His many performances with his beloved wife of 67 years, clarinetist Naomi Drucker, are especially noteworthy. The Drucker Trio (with pianist Blanche Abram) performed dozens of concerts in the New York area, featuring both standard repertoire for two clarinets and piano, as well as dozens of contemporary works, many being composed for the ensemble. Stanley was also a regular guest artist with the celebrated American Chamber Ensemble, the Long Island based chamber music ensemble co-founded and directed by Naomi Drucker and Blanche Abram.
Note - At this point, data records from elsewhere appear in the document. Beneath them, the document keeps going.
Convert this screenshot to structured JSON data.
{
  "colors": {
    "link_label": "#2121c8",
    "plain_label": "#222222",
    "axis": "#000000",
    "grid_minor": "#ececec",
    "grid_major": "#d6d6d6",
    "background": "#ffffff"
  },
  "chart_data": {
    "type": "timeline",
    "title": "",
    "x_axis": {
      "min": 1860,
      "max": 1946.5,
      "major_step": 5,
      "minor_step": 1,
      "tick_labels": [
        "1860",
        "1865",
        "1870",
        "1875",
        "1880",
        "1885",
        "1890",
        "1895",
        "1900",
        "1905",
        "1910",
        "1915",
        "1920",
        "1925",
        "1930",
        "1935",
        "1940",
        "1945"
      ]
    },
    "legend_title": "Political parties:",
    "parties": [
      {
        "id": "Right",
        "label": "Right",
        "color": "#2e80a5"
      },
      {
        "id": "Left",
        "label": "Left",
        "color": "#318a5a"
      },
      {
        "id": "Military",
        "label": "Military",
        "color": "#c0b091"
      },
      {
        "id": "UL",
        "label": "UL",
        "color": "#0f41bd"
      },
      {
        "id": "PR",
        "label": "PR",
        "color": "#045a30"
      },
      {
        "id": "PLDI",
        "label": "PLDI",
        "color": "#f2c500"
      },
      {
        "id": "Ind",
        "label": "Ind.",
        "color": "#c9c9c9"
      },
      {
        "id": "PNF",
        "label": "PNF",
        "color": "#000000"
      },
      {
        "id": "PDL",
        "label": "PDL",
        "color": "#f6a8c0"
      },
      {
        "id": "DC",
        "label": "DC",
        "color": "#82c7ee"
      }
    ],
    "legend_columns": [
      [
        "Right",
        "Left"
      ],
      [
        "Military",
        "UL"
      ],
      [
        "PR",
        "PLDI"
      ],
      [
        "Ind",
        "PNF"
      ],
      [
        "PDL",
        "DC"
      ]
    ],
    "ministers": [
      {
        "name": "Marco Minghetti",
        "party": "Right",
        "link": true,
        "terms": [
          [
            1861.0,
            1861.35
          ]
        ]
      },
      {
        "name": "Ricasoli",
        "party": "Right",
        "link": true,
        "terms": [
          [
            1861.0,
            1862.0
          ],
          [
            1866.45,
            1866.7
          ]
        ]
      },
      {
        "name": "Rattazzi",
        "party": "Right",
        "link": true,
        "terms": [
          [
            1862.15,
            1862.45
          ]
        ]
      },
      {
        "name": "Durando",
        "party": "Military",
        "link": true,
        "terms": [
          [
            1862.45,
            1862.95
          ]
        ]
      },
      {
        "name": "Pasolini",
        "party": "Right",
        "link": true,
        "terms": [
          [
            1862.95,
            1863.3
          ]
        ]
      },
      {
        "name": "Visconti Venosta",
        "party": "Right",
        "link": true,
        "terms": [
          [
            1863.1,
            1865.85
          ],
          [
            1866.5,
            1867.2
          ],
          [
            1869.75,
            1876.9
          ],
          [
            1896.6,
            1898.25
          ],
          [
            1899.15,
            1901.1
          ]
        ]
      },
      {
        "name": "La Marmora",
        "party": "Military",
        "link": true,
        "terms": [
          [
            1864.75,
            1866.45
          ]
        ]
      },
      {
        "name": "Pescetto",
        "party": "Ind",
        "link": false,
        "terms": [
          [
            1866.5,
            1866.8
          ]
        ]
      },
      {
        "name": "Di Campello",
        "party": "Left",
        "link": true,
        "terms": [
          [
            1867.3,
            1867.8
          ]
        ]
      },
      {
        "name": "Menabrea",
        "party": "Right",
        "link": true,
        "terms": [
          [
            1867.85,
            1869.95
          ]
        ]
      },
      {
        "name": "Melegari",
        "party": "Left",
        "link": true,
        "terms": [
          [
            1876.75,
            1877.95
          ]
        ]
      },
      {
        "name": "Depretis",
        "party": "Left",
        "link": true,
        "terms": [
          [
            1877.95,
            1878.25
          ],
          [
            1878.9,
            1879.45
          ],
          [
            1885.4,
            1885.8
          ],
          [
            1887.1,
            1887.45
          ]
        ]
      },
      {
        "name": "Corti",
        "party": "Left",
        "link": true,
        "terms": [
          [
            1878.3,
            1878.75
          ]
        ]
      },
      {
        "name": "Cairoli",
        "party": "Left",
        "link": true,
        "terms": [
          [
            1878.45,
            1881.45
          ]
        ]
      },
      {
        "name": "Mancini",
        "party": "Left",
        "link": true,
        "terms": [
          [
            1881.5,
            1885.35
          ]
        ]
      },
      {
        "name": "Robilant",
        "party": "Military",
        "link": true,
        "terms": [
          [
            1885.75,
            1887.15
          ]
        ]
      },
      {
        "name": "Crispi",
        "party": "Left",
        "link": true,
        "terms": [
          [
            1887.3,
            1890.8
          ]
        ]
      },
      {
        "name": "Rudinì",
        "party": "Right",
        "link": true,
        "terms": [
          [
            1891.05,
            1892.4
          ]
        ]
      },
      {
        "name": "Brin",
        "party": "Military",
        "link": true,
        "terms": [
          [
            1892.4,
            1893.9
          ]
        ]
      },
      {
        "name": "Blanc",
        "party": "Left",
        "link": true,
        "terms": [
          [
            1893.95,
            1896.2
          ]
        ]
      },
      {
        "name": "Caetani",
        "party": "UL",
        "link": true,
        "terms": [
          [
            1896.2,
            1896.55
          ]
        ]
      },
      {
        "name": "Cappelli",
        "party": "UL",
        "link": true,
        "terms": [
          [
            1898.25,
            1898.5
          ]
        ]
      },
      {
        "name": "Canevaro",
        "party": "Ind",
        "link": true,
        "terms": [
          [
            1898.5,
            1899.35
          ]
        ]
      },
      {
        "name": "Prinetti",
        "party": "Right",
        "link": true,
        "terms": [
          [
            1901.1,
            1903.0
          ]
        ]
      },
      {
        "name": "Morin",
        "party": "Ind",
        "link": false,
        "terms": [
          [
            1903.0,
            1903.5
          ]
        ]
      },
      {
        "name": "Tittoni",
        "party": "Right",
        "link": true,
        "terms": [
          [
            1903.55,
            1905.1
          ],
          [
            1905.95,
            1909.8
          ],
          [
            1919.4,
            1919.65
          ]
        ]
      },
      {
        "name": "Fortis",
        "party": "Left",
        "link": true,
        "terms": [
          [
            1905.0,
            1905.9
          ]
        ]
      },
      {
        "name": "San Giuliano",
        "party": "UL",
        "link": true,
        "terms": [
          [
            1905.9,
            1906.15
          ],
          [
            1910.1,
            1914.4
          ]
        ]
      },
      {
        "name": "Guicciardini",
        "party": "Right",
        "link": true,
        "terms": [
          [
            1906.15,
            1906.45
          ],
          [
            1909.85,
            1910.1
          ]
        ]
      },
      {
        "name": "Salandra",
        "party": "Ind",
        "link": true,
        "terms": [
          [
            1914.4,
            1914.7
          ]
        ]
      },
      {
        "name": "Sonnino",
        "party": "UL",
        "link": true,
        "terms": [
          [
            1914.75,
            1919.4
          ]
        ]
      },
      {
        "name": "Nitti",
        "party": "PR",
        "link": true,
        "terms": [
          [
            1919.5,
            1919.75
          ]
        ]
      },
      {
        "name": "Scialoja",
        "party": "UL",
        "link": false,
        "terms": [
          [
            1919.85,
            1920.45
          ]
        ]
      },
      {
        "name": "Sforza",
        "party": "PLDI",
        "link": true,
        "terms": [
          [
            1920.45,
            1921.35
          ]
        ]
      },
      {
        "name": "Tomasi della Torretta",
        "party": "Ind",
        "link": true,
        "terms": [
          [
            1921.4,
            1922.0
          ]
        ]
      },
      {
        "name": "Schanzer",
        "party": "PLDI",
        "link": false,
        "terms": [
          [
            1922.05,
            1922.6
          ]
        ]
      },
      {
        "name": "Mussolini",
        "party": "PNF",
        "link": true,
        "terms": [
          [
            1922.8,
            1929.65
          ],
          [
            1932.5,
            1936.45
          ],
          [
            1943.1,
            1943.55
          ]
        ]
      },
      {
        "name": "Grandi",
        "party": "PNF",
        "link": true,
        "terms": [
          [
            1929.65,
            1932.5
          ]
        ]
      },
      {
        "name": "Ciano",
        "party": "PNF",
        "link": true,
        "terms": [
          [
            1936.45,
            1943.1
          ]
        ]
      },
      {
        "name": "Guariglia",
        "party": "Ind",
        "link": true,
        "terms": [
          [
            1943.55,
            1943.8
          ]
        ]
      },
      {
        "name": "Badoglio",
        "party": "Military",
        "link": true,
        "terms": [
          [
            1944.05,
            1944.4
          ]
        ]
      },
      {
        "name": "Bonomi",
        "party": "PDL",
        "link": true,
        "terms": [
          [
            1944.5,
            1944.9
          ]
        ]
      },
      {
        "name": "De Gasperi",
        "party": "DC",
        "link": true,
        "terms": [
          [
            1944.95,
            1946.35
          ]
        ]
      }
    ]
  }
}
Stanley Drucker was chair of the clarinet department at The Juilliard School for 30 years. His students include a number of today’s leading clarinet performers and teachers. This list includes Franklin Cohen, Mitchell Estrin, Kazuo Fujii, Anita Garriott, David Gould, Esther Lamneck, Ted Lane, and William Powell. His publications for International Music and Carl Fischer include several volumes of orchestral excerpts, standard solo repertoire, and foundational pedagogical studies.
Drucker received his musical education from such renowned artist/teachers as Leon Russianoff (his principal teacher), clarinetist Bernard Portnoy and oboist Marcel Tabuteau at Curtis, and cited his New York Philharmonic colleagues – principal oboe Harold Gomberg, principal horn James Chambers, principal trumpet William Vacchiano, principal trombone Gordon Pulis, principal cello Leonard Rose, and concertmaster John Corigliano, Sr. – as his musical mentors.
Stanley Drucker was a musician for the ages. His artistry was often noted for its supreme technical command of the clarinet in ways that defied all previous notions about the limitations of the instrument. But it was his indomitable spirit, creativity, spontaneity, and musical imagination that thrilled conductors, colleagues, and audiences for over 75 years. In the words of Leon Russianoff in a 1981 WQXR radio interview, “Stanley Drucker is certainly the greatest clarinet player of our generation, and I think of all times, perhaps.”
Drucker was a cigar enthusiast, appreciated fine wine and vintage Hollywood movies. He enjoyed traveling the world, both on tour and on holiday.
He is survived by his wife Naomi, daughter Rosanne Drucker and son-in-law davidji, son Lee Rocker and daughter-in-law Deborah, and grandchildren Justin and Sadie Rose and their respective spouses Catherine and John.
Anyone wishing to honor his memory can make a charitable contribution in the name of Stanley Drucker to the Philharmonic Symphony Society of New York.